Large scale avalanche hazard indication maps

Legally binding hazard maps show where areas are at risk from avalanches. However, creating such maps is time-consuming and is therefore only made for predefined areas. At the SLF, we have developed an automated process that calculates area-wide avalanche hazard indication maps based on the terrain model and information about the forest and snow climatology. Although these are less reliable than hazard maps, they can be calculated over large areas for different scenarios. This is particularly useful in areas where no hazard maps exist or where there are major changes, for example in the forest. In addition, the large-scale effects of changes, for example due to more intense heavy precipitation, can be visualized and compared.


Large Scale Hazard Indication Mapping

Hazard indication maps are less detailed than hazard maps, but can provide a first large-scale overview of natural hazards based on numerical simulations for large areas. This is particularly useful for regions with sparse event documentation, as is the case in most mountainous regions of the world. High-resolution digital elevation models, which are generated using modern remote sensing methods, are increasingly available for mountainous regions. This makes it possible to carry out meaningful numerical avalanche simulations for entire mountain ranges. In order to be able to carry out dynamic avalanche simulations with the most modern simulation software such as RAMMS, an exact identification of the avalanche areas and heights is required. The SLF developed an algorithm to identify potential avalanche areas based on terrain parameters. The algorithm was validated using a reference data set for three areas in the Davos region (Bühler et al. 2018) and has now been applied to the entire canton of Graubünden (Bühler et al. 2022). Now we are doing these calculations for the canton of Valais and the canton of Ticino.

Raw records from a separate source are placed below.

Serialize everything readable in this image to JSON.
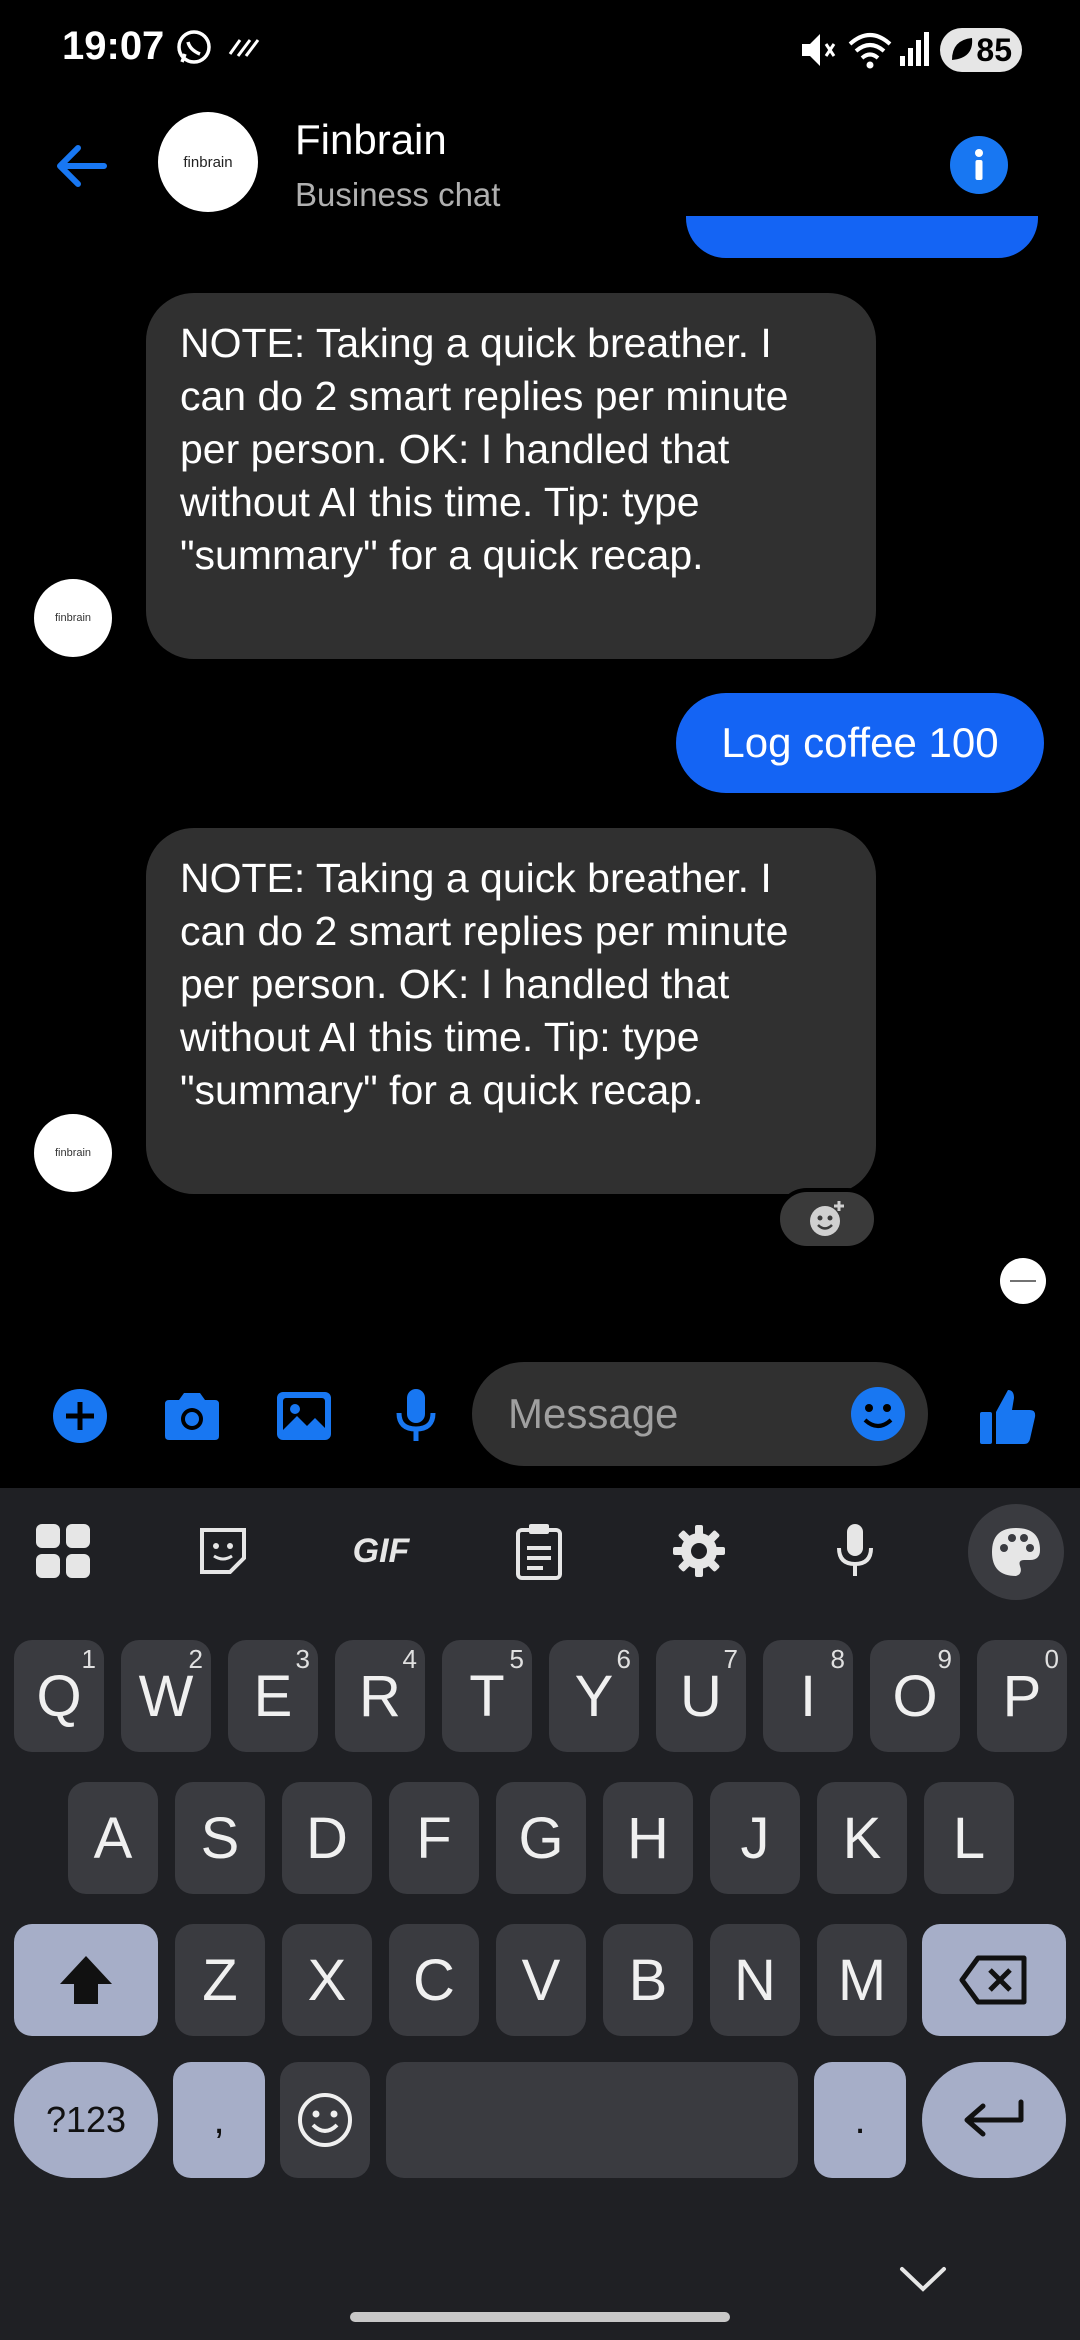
{
  "status_bar": {
    "time": "19:07",
    "battery": "85"
  },
  "header": {
    "title": "Finbrain",
    "subtitle": "Business chat",
    "avatar_text": "finbrain"
  },
  "messages": [
    {
      "from": "bot",
      "text": "NOTE: Taking a quick breather. I can do 2 smart replies per minute per person. OK: I handled that without AI this time. Tip: type \"summary\" for a quick recap.",
      "avatar_text": "finbrain"
    },
    {
      "from": "user",
      "text": "Log coffee 100"
    },
    {
      "from": "bot",
      "text": "NOTE: Taking a quick breather. I can do 2 smart replies per minute per person. OK: I handled that without AI this time. Tip: type \"summary\" for a quick recap.",
      "avatar_text": "finbrain"
    }
  ],
  "composer": {
    "placeholder": "Message"
  },
  "keyboard": {
    "toolbar": {
      "gif_label": "GIF"
    },
    "row1": [
      {
        "k": "Q",
        "h": "1"
      },
      {
        "k": "W",
        "h": "2"
      },
      {
        "k": "E",
        "h": "3"
      },
      {
        "k": "R",
        "h": "4"
      },
      {
        "k": "T",
        "h": "5"
      },
      {
        "k": "Y",
        "h": "6"
      },
      {
        "k": "U",
        "h": "7"
      },
      {
        "k": "I",
        "h": "8"
      },
      {
        "k": "O",
        "h": "9"
      },
      {
        "k": "P",
        "h": "0"
      }
    ],
    "row2": [
      "A",
      "S",
      "D",
      "F",
      "G",
      "H",
      "J",
      "K",
      "L"
    ],
    "row3": [
      "Z",
      "X",
      "C",
      "V",
      "B",
      "N",
      "M"
    ],
    "symbols_label": "?123",
    "comma_label": ",",
    "period_label": "."
  },
  "colors": {
    "accent": "#1877f2",
    "outgoing_bubble": "#1464f4",
    "incoming_bubble": "#303030",
    "keyboard_bg": "#1f2024"
  }
}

Calculating different scenarios

Once the release areas have been identified and the corresponding release depths calculated, a simulation with friction parameters that have proven themselves in hazard mapping is carried out for each release polygon. The procedure can be carried out for different scenarios, for example with a 5-30 year (frequent) or 100-300 year (extreme) return period. This enables efficient, automated execution of dynamic avalanche simulations, not only for individual avalanche tracks, but also for large-scale applications at regional to national level.

In several projects with partners such as the canton of Graubünden, the Alaska Division of Geological & Geophysical Surveys or the autonomous province of Trentino in Italy, this approach is used to create large-scale hazard maps that, for example, allow the protective function of forests to be assessed against snow avalanches. For the maps showing the avalanche terrain in White Risk, the researchers simulated more than 860,000 typical skier avalanches. The simulations were combined with terrain classification into a new product for ski tour planning (Harvey et al. 2018). The automated procedure for calculating hazard maps has already been used for individual regions in Uzbekistan, Georgia, Chile and Afghanistan, where there is still no avalanche hazard information. This is of great help when planning new infrastructure and evaluating existing protective measures for villages and roads.